The business world is changing. The coveted leadership qualities of the past--being experienced, decisive, authoritative and focused on command and control--don't work with the changing world and increasingly diverse workforce. Innovation is critical for success in today's constantly expanding marketplace, and we need leaders with traits that put innovation at the forefront. With technology evolving at such a rapid rate, businesses need an equally evolved workplace that produces great ideas, great collaboration and something that will provide a competitive edge.

In order to inspire this in a team, a leader of the future needs to develop these five traits in order to be great:

1. A people-first attitude

Most leaders want to put the customer first. While I won't argue that the customer is important, we can't forget about the employees. They are the ones that are thinking about the customer, developing products for them, or managing them. If you take care of your people first, your customers get better service. This strategy is based on the premise that if your employees are happy and engaged, the customer benefits.

Shawn Achor, the author of Happier, said in a recent Washington Post article, "Happiness is such an incredible advantage in our life. When the human brain is positive, our intelligence rises, we stop diverting resources to think about anxiety.

Our creativity triples. Productive energy rises by 31 percent. The likelihood of promotion rises by 40 percent. Sales rise by 37 percent. These figures are all from studies we've done in places like Nationwide Insurance, UPS, KPMG."

Putting people first is not only a good strategy for business growth--it is also a magnet for top talent. A people-first culture is what the new generation of workers is demanding.

2. Humility

Leaders of the future are all about motivating their people to be innovative and create new ideas. In order to do this, it is important to relinquish total control and power. Humble leaders are accessible: they sit among employees and initiate dialogue with them. The CEO sitting in the corner office with the door closed is a vision of the past. The more accessible the CEO is, the more she becomes a beacon for her company culture and people, and the more loyal employees will be.

3. Consistent values

If you're going to be a great leader, you have to walk your talk--all the time. Leaders of the future know what they value, declare what they believe, and back that up that with their behavior on a daily basis. They are committed to demonstrating that what they say is what they will do. This is a critical point, because employees don't do what their bosses tell them to do; they mirror the behavior that is being modeled for them. If a leader says career development is important and then doesn't back that up with a plan, goals and real action, then he or she won't be followed for long.

4. A clear mission and purpose

A leader of the future needs to be the voice of her business and provide clarity to her team about why she does what she does. If employees don't know what their leader's personal mission and purpose is, they are less connected to them. They are therefore less loyal and energized to follow and support them in any way possible.

Author and thought leader, Simon Sinek says "People don’t buy what you do; they buy why you do it. And what you do simply proves what you believe."The same principle applies to people being motivated by their leader. Explaining your why allows people to determine their loyalty and commitment to your mission.

5. Insatiable Curiosity

Curiosity is typically defined as: eager to learn and know, inquisitive.
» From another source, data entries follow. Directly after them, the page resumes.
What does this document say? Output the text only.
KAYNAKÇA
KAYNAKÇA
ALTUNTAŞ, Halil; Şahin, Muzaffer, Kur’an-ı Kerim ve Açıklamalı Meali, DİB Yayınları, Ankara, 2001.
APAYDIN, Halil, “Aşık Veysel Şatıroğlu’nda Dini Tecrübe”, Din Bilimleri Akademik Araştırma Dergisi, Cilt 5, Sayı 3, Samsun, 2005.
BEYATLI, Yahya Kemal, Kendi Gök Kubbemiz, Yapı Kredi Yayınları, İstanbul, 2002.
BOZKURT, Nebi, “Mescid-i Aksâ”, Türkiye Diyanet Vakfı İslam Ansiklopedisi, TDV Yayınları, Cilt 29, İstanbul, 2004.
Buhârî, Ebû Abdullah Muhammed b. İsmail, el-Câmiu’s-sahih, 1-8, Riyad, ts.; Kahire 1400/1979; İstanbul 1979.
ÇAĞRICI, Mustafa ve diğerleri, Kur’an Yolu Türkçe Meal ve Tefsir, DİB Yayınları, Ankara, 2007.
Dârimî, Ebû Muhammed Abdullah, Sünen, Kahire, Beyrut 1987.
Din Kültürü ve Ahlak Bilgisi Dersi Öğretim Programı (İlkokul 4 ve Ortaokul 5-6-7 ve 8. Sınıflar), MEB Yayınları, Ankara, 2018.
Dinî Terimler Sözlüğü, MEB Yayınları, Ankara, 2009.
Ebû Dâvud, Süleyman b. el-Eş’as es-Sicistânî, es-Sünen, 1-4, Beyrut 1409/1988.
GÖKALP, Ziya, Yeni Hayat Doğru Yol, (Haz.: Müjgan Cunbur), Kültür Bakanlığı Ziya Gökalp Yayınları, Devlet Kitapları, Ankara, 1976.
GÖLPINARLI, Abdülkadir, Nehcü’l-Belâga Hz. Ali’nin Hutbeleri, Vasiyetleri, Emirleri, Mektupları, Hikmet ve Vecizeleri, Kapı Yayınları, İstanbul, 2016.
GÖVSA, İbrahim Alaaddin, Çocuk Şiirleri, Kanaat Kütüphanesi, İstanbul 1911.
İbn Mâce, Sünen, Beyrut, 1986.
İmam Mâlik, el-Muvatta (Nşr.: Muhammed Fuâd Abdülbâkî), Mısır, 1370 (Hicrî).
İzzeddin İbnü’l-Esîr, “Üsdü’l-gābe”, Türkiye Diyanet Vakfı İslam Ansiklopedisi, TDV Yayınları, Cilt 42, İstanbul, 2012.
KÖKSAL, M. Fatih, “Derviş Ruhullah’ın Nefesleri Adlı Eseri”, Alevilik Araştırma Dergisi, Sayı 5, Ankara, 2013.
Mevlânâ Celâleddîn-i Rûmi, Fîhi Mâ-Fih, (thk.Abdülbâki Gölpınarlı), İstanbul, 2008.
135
But Stanford University psychologist Carol Dweck discovered an essential quality of success that is an extension of being curious: a growth mindset.

She notes, "In a growth mindset, people believe that their most basic abilities can be developed through dedication and hard work--brains and talent are just the starting point. This view creates a love of learning and a resilience that is essential for great accomplishment. Virtually all great people have had these qualities."

Having a growth mindset allows a leader to be open to new ideas and new perspectives. Being open-minded, curious and expansive in your belief in others' abilities will ensure that you motivate others to share their ideas regularly and also hear ideas you may not have otherwise come across.

It's time to face reality: the business world is evolving at a rapid rate and businesses are having to be more nimble, innovative and forward-thinking. This calls for a new type of leader, one that is open and agile in character.